Had Drayton’s miscue been the only late gaffe for the Cats, NU might have been able to stop the bleeding. But the poorly timed foul wasn’t the only play that hurt NU’s chances to pull off a win at Mackey Arena on Wednesday night.
In the final 1:15 of the contest – in addition to Drayton’s foul – the Cats threw the ball away out of a trap, which led to a Maynard Lewis three-pointer, and Tavaras Hardy missed an easy layup that would have knotted the game at 63 and most likely sent it into overtime.
And so the game went down as another close loss that should have been an NU win. If you’ve followed the Cats at all, you know close losses have been the theme of this season. Two early nonconference losses to East Carolina and Fordham hurt. It was also tough to swallow NU’s inability to pull out a home win against Ohio State on a night when the Buckeyes scored just 55 points.
But this loss, more than any other for the Cats, has the potential to leave scars, given what a victory could have meant to this team.
With a win Wednesday night, the Cats would have evened their conference record at 3-3 and won three conference games in a row – something no NU team has accomplished since the 1975-76 season.
But more importantly for a team still defining itself, Wednesday’s game was about legitimacy. The Cats are still trying to ditch the image of the program that just two seasons ago couldn’t win a single Big Ten game.
The Cats have had trouble stringing together consistent 40-minute efforts this season, and so far it’s cost them in close games, canceling out much of their progress.
There were times Wednesday night when NU ran the Princeton offense as well as any Tigers team ever did. The Cats got a number of easy layups off slashes and back cuts to the basket.
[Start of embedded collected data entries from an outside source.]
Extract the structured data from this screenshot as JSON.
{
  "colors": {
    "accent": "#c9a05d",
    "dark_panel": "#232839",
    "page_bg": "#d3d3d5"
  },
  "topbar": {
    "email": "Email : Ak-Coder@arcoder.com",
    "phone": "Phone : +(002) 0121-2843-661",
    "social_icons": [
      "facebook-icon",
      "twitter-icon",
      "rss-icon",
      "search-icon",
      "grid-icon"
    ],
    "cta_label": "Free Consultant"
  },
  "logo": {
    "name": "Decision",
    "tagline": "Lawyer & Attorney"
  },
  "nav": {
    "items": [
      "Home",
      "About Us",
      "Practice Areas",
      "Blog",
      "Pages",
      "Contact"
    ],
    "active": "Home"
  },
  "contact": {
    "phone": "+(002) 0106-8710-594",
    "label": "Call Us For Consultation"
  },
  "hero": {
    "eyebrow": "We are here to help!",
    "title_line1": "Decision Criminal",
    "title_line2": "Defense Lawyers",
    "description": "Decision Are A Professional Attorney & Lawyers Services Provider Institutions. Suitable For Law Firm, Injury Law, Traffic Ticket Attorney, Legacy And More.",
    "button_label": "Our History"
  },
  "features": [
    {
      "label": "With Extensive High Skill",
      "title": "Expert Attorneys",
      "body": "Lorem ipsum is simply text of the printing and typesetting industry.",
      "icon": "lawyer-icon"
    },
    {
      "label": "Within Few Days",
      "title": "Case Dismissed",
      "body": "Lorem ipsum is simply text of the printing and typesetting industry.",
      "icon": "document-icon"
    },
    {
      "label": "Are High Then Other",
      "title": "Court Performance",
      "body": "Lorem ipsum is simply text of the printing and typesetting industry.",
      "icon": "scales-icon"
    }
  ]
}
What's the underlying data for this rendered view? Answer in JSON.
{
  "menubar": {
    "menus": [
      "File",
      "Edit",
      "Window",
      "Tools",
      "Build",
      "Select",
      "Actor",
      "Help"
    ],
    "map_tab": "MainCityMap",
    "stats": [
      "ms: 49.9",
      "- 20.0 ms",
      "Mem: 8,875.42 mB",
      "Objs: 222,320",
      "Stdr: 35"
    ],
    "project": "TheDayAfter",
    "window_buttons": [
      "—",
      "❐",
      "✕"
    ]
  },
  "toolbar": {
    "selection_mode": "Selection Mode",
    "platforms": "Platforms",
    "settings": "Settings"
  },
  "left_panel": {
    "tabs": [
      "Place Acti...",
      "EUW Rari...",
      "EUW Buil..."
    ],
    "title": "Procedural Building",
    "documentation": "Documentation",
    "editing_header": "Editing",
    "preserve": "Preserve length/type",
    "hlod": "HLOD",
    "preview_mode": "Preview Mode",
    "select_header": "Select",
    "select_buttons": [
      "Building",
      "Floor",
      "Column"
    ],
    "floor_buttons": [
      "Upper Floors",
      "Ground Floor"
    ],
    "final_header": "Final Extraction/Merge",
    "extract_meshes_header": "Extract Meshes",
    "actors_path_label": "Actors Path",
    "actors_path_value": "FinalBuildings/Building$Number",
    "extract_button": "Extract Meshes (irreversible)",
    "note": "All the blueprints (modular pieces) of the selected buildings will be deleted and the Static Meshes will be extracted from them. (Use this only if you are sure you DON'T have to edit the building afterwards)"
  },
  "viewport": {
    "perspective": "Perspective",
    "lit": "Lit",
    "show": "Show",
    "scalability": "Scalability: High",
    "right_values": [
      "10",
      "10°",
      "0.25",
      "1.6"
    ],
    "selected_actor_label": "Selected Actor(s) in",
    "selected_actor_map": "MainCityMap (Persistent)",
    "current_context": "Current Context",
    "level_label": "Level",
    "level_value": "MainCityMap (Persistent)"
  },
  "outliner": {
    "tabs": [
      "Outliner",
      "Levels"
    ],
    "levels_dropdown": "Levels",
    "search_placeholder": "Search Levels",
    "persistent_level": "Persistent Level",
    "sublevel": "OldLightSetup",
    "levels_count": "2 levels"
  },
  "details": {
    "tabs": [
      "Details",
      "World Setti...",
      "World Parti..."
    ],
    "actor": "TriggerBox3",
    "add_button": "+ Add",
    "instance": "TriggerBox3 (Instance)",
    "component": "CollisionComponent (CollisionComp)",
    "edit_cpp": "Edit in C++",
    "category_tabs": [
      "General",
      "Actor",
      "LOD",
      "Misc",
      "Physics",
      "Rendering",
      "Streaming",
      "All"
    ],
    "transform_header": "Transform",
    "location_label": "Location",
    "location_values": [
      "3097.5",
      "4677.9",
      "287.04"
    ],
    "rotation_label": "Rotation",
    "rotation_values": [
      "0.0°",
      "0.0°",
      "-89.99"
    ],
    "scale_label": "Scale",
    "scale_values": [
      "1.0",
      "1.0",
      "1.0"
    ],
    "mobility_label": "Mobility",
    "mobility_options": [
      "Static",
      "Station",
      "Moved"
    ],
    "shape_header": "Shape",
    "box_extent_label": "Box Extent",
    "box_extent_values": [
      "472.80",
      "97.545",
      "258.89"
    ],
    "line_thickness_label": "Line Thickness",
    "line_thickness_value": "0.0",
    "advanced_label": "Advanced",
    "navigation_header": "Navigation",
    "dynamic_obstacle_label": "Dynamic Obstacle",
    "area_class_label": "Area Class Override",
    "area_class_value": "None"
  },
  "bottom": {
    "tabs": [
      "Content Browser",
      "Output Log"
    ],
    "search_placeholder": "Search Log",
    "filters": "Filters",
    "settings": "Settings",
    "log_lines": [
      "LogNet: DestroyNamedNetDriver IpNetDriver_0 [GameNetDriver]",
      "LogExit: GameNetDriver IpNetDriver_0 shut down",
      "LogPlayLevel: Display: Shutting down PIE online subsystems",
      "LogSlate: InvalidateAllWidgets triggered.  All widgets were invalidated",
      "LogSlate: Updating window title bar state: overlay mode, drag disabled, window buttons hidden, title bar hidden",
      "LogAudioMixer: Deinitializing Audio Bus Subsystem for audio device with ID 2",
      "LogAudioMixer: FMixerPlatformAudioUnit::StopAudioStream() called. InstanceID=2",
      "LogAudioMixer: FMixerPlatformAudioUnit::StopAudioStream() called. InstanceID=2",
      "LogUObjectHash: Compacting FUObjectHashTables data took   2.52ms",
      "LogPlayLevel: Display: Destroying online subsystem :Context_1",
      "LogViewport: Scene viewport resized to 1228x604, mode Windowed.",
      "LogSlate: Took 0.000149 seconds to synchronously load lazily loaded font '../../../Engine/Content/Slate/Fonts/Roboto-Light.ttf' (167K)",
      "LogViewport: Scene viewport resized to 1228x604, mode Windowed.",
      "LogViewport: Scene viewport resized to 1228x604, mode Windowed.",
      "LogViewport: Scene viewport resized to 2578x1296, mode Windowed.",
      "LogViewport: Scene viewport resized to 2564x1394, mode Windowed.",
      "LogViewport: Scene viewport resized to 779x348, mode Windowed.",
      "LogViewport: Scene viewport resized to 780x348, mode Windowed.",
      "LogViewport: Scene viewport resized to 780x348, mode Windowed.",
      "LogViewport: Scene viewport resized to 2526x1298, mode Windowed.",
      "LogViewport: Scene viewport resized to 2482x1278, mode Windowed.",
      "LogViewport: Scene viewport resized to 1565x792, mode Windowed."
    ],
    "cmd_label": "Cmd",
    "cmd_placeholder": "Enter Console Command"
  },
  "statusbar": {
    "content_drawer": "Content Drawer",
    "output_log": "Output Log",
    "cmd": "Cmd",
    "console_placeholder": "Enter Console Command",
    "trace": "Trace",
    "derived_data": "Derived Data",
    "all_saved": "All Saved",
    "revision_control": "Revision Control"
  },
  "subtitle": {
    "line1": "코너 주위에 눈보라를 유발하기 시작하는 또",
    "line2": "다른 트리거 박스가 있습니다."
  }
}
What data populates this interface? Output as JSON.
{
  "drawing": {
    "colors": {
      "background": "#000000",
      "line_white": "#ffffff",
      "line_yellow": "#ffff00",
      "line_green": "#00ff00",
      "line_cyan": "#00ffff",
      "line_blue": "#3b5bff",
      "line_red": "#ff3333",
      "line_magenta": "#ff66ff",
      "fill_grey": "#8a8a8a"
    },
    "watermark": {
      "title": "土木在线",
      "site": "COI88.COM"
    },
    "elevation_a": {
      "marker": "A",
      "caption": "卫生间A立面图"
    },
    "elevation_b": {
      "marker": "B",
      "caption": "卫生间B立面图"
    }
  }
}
Juniors Winston Blake and Aaron Jennings – yes, 6-foot-11 Aaron Jennings – were deadly from beyond the arc, shooting a combined 6-for-10 from three-point land and constantly hitting big shots to keep NU in the game.
The Cats shot a stunning 56.1 percent from the floor, including 66.7 percent in the second half.
But NU repeatedly dug itself into a hole by giving up big runs to Purdue and allowing Boilermakers senior Rodney Smith to hit a huge three-pointer just before the end of the first half.
After the game, a sullen, soft-spoken Carmody said his team has “got to be tough” in clutch situations.
Unfortunately for NU, the team’s mistakes ruined one of its best performances of the season.
What remains to be seen is how long it will take the wound to heal.